Le 17 janvier 1992, la requérante déposa un recours devant le juge d'instance de Bénévent, faisant fonction de juge du travail, afin d'obtenir la reconnaissance de son droit à une pension d'invalidité.
Le 22 février 1992, le juge d'instance fixa la première audience au 26 octobre 1993. Cette audience ne put avoir lieu car les avocats faisaient grève et l'affaire fut renvoyée au 7 décembre 1994. A la demande de la requérante, la date de l'audience fut avancée au 20 juin 1994. Cette audience fut remise au 27 juin 1994 à la demande des parties. Le jour venu, le juge nomma un expert et fixa la mise en délibéré de l'affaire au 15 octobre 1996. L'expert n'ayant pas déposé au greffe son rapport d'expertise, l'affaire fut renvoyée successivement au 22 janvier 1997 puis au 24 janvier 1997. Ce jour-là, le juge, estimant que le rapport d'expertise nécessitait des explications, convoqua l'expert pour l'audience du 4 avril 1997.
Le juge ayant été muté, le 20 janvier 1998 l'audience suivante fut fixée au 19 juin 1998. Ce jour-là, le juge convoqua l’expert pour le 18 septembre 1998 pour qu’il fournît des éclaircissements. Après avoir chargé l’expert d’un complément d’expertise, le juge renvoya l’affaire au 11 octobre 1998. Le rapport d’expertise n’ayant pas été déposé au greffe, l’affaire fut reportée au 19 février 1999, puis au 11 juin 1999.
EN DROIT
Le grief de la requérante porte sur la durée de la procédure litigieuse. Cette procédure a débuté le 17 janvier 1992 et était encore pendante au 11 juin 1999.

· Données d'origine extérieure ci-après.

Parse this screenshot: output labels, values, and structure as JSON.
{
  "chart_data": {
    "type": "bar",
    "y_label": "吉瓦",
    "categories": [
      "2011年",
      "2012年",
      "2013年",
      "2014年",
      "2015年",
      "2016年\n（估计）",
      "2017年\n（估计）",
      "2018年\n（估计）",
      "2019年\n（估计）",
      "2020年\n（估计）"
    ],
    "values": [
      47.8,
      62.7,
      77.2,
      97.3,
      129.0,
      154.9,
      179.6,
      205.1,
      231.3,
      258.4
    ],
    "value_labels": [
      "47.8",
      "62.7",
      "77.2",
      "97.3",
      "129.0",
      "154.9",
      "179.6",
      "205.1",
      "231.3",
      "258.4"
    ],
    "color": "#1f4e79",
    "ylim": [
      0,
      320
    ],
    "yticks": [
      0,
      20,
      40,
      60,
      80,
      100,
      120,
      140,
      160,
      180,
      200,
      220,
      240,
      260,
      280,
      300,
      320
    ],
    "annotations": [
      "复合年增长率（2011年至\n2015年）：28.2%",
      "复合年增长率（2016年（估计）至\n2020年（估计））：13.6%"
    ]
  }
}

Selon la requérante, la durée de la procédure, qui était, à cette date, de plus de sept ans et quatre mois, ne répond pas à l’exigence du « délai raisonnable » (article 6 § 1 de la Convention). Le Gouvernement prend note du caractère excessif de la durée de la procédure.
La Cour estime qu’à la lumière des critères qui se dégagent de sa jurisprudence en matière de « délai raisonnable » (complexité de l’affaire, comportement du requérant et des autorités compétentes), et compte tenu de l’ensemble des éléments en sa possession, ce grief doit faire l’objet d’un examen au fond.
Par ces motifs, la Cour, à l’unanimité,
DÉCLARE LA REQUÊTE RECEVABLE, tous moyens de fond réservés.